I apologize for my grumpiness back at Muscle Shoals. Seems like everywhere I go lately all I see is misery that privileged white people (me) have inflicted. I needed a reset, and a forest in Mississippi did the trick.
The Difference a Campsite Vibe Makes
When we left Alabama, we got back on the Natchez Trace Parkway heading south, looking for a campsite where we can relax before the upcoming errand run in Texas. It’s a tricky time of year to camp here, because
- some campgrounds are closed for the winter,
- the open ones are booked up (foliage), and
- what we prefer, first-come-first-served sites (FCFS), are a crapshoot for quality.
We spent one night in a campground mid way along the parkway that was laughably different than the reviews we’d read. Its few campsites were hard to distinguish because of all the leaves on the road and no markers, but also because they shared space in ways we’ve never seen before. Is this a campsite? Is that another campsite just a few feet from it? Hard to tell. The clincher was feral cats everywhere. Banjo would have had a field day had we stayed there longer.
Here’s where FCFS sites treat us well: we’d planned on staying for a while, but we simply took off after the first night. Where to, though? We had a plan for another campground like this one farther down the Parkway, but after this mess we didn’t want to risk it there.

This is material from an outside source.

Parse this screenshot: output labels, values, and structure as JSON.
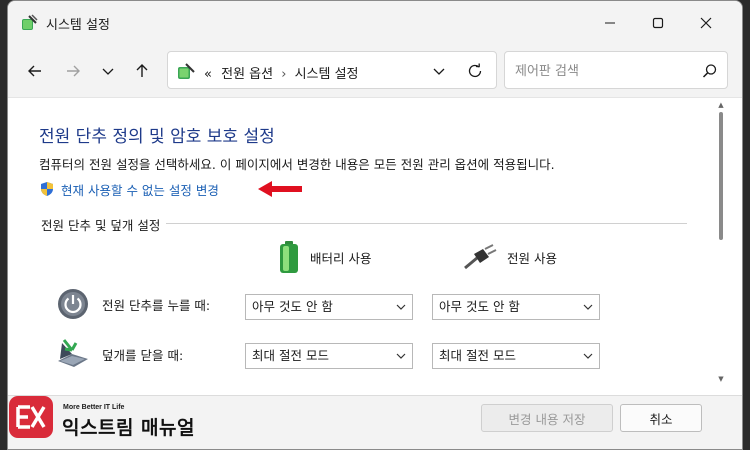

While Tracy’s driving, I’m trying to announce historic landmarks as we get to them using the paper map (seeing stuff being the point of driving the Parkway), I’m making a list of possible campgrounds in finding online, and I’m trying to rank them. Will there be availability? How about crowding? Hiking or kayaking nearby? One campground looked promising directly on the Mississippi, but it’s an historic military park, and with Veteran’s Day coming up, the old white dudes would probably be pouring in. Another: too close to hunting. Another: reviews said lots of yelling children.
I eventually plotted our route by the three least-offensive-sounding ones, but, turns out, all we needed to do was drive to the spot we’d originally had on the itinerary, and we knew we’d found campsite gold.
This official parkway campground on the southern end of the drive has one glorious spot away from the other campsites—with a nothing but forest behind it.
Oh my goodness how good it feels to look out into the woods and not see a danged soul.
Well, we saw lots of these souls, but they’re very quiet. And the loud ones—owls and woodpeckers—are okay by us, as well. Tracy is out there birding as I type.
The Old Trace
Right behind us is the mostly dry bed of Little Sand Creek.
I would be gaga over this long, wide creek bed as a pleasant way to walk in the woods, if right next to it weren’t one of the oldest walking trails in the U.S.
We saw parts of the Old Trace in the northern section, but here we’ve been able to walk along the Trace itself, exactly where bison travelled thousands of years ago and in the footsteps of several tribes of people who used it after them.
A lot of the soil here is loess (wind-blown sediment), which erodes easily and creates the illusion that the trail is sunken in places.
Tree roots can be ten feet above you as you’re walking. It feels quite different than any walk in the woods I’ve ever taken. Older. Primal.
Turns out that time by myself in the woods—where I can connect to the Earth—adjusts my attitude just right.
P.S.: We’re seeing our first signs of the real South here! Spanish moss, live oaks, palmettos, armadillos.
A note about this website:
I’m having trouble with the dimensions of some images; they default to a custom size that doesn’t fit my layout, so they look squished. The site is also down intermittently these days—another mystery. I’m aware of both problems and looking for solutions, but this stuff is way above my pay grade (which is volunteer!). Thanks for your patience.